Rivista: Diabetes

Autori: Francesca Pacifici, Roberto Arriga, Gian Pio Sorice, Barbara Capuani, Maria Giovanna Scioli, Donatella Pastore, Giulia Donadel, Alfonso Bellia, Sara Caratelli, Andrea Coppola, Francesca Ferrelli, Massimo Federici, Giuseppe Sconocchia, Manfredi Tesauro, Paolo Sbraccia, David Della-Morte, Andrea Giaccari, Augusto Orlandi, Davide Lauro

Enhanced oxidative stress contributes to the pathogenesis of diabetes and its complications. Peroxiredoxin 6 (PRDX6) is a key regulator of cellular redox balance, with the peculiar ability to neutralize peroxides, peroxynitrite, and phospholipid hydroperoxides.

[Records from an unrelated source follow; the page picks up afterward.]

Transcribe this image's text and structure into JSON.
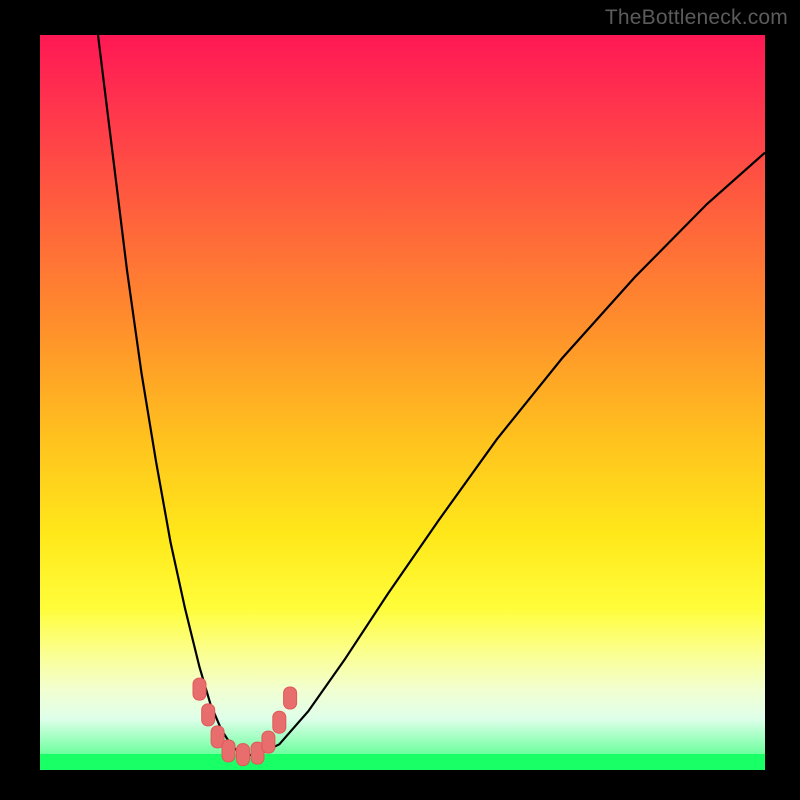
{
  "watermark": "TheBottleneck.com",
  "colors": {
    "page_bg": "#000000",
    "curve": "#000000",
    "marker": "#e86d6d",
    "green": "#19ff66"
  },
  "chart_data": {
    "type": "line",
    "title": "",
    "xlabel": "",
    "ylabel": "",
    "xlim": [
      0,
      100
    ],
    "ylim": [
      0,
      100
    ],
    "grid": false,
    "legend": false,
    "series": [
      {
        "name": "bottleneck-curve",
        "x": [
          8,
          10,
          12,
          14,
          16,
          18,
          20,
          22,
          23.5,
          25,
          26.5,
          28,
          30,
          33,
          37,
          42,
          48,
          55,
          63,
          72,
          82,
          92,
          100
        ],
        "y": [
          100,
          84,
          68,
          54,
          42,
          31,
          22,
          14,
          9,
          5.5,
          3.2,
          2.1,
          2.0,
          3.5,
          8,
          15,
          24,
          34,
          45,
          56,
          67,
          77,
          84
        ]
      }
    ],
    "markers": [
      {
        "x": 22.0,
        "y": 11.0
      },
      {
        "x": 23.2,
        "y": 7.5
      },
      {
        "x": 24.5,
        "y": 4.5
      },
      {
        "x": 26.0,
        "y": 2.6
      },
      {
        "x": 28.0,
        "y": 2.1
      },
      {
        "x": 30.0,
        "y": 2.3
      },
      {
        "x": 31.5,
        "y": 3.8
      },
      {
        "x": 33.0,
        "y": 6.5
      },
      {
        "x": 34.5,
        "y": 9.8
      }
    ],
    "annotations": []
  }
}
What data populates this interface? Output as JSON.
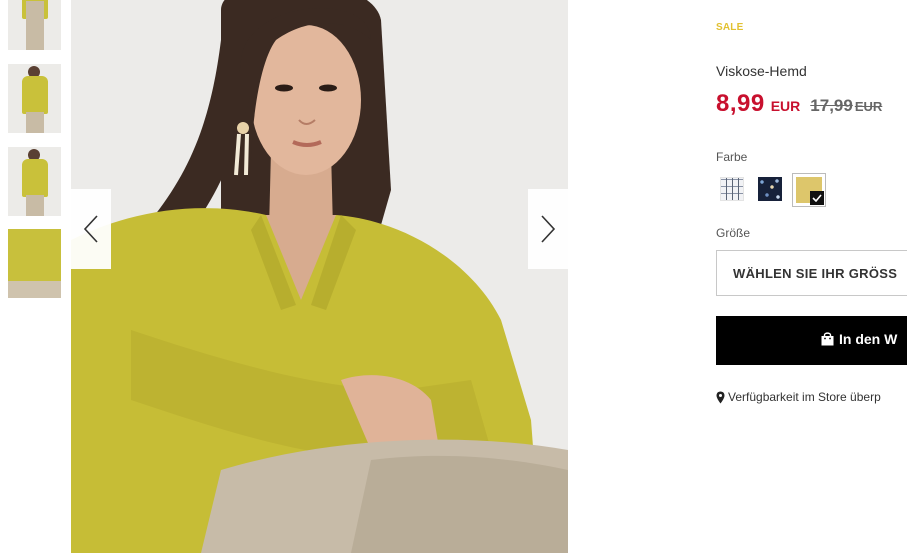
{
  "gallery": {
    "thumbnails": [
      "thumbnail-1",
      "thumbnail-2",
      "thumbnail-3",
      "thumbnail-4"
    ],
    "prev_icon": "chevron-left-icon",
    "next_icon": "chevron-right-icon"
  },
  "product": {
    "badge": "SALE",
    "name": "Viskose-Hemd",
    "price_current": "8,99",
    "price_current_currency": "EUR",
    "price_old": "17,99",
    "price_old_currency": "EUR"
  },
  "color": {
    "label": "Farbe",
    "swatches": [
      "white-check",
      "navy-floral",
      "yellow"
    ],
    "selected": "yellow"
  },
  "size": {
    "label": "Größe",
    "placeholder": "WÄHLEN SIE IHR GRÖSS"
  },
  "cart": {
    "label": "In den W",
    "icon": "shopping-bag-icon"
  },
  "store": {
    "label": "Verfügbarkeit im Store überp",
    "icon": "map-pin-icon"
  },
  "colors": {
    "sale": "#e2c131",
    "price": "#c8102e",
    "button_bg": "#000000"
  }
}
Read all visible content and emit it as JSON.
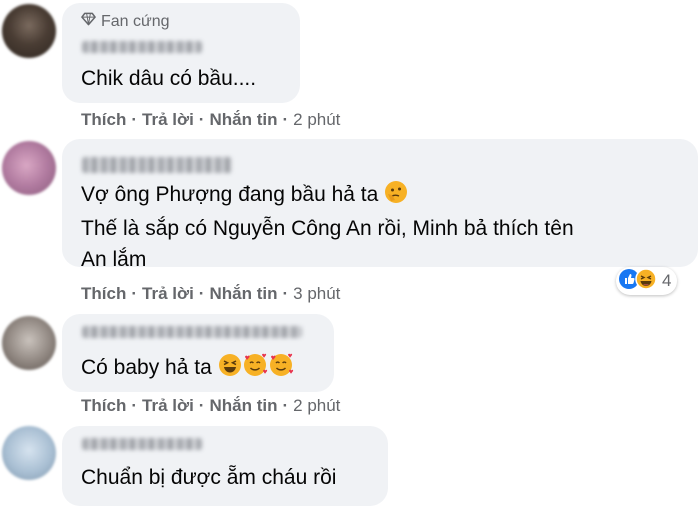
{
  "badge": {
    "label": "Fan cứng"
  },
  "actions": {
    "like": "Thích",
    "reply": "Trả lời",
    "message": "Nhắn tin",
    "sep": "·"
  },
  "comments": [
    {
      "lines": [
        "Chik dâu có bầu...."
      ],
      "time": "2 phút"
    },
    {
      "lines": [
        "Vợ ông Phượng đang bầu hả ta",
        "Thế là sắp có Nguyễn Công An rồi, Minh bả thích tên",
        "An lắm"
      ],
      "time": "3 phút",
      "reaction_count": "4"
    },
    {
      "lines": [
        "Có baby hả ta"
      ],
      "time": "2 phút"
    },
    {
      "lines": [
        "Chuẩn bị được ẵm cháu rồi"
      ]
    }
  ],
  "colors": {
    "bubble": "#f0f2f5",
    "secondary_text": "#65676b",
    "like_blue": "#1877f2",
    "haha_yellow": "#f7b125"
  }
}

In the current study, we aimed to define the role of PRDX6 in the pathophysiology of type 2 diabetes (T2D) using PRDX6 knockout (−/−) mice. Glucose and insulin responses were evaluated respectively by intraperitoneal glucose and insulin tolerance tests. Peripheral insulin sensitivity was analyzed by euglycemic-hyperinsulinemic clamp, and molecular tools were used to investigate insulin signaling. Moreover, inflammatory and lipid parameters were evaluated. We demonstrated that PRDX6−/− mice developed a phenotype similar to early-stage T2D caused by both reduced glucose-dependent insulin secretion and increased insulin resistance. Impaired insulin signaling was present in PRDX6−/− mice, leading to reduction of muscle glucose uptake. Morphological and ultrastructural changes were observed in islets of Langerhans and livers of mutant animals, as well as altered plasma lipid profiles and inflammatory parameters. In conclusion, we demonstrated that PRDX6 is a key mediator of overt hyperglycemia in T2D glucose metabolism, opening new perspectives for targeted therapeutic strategies in diabetes care.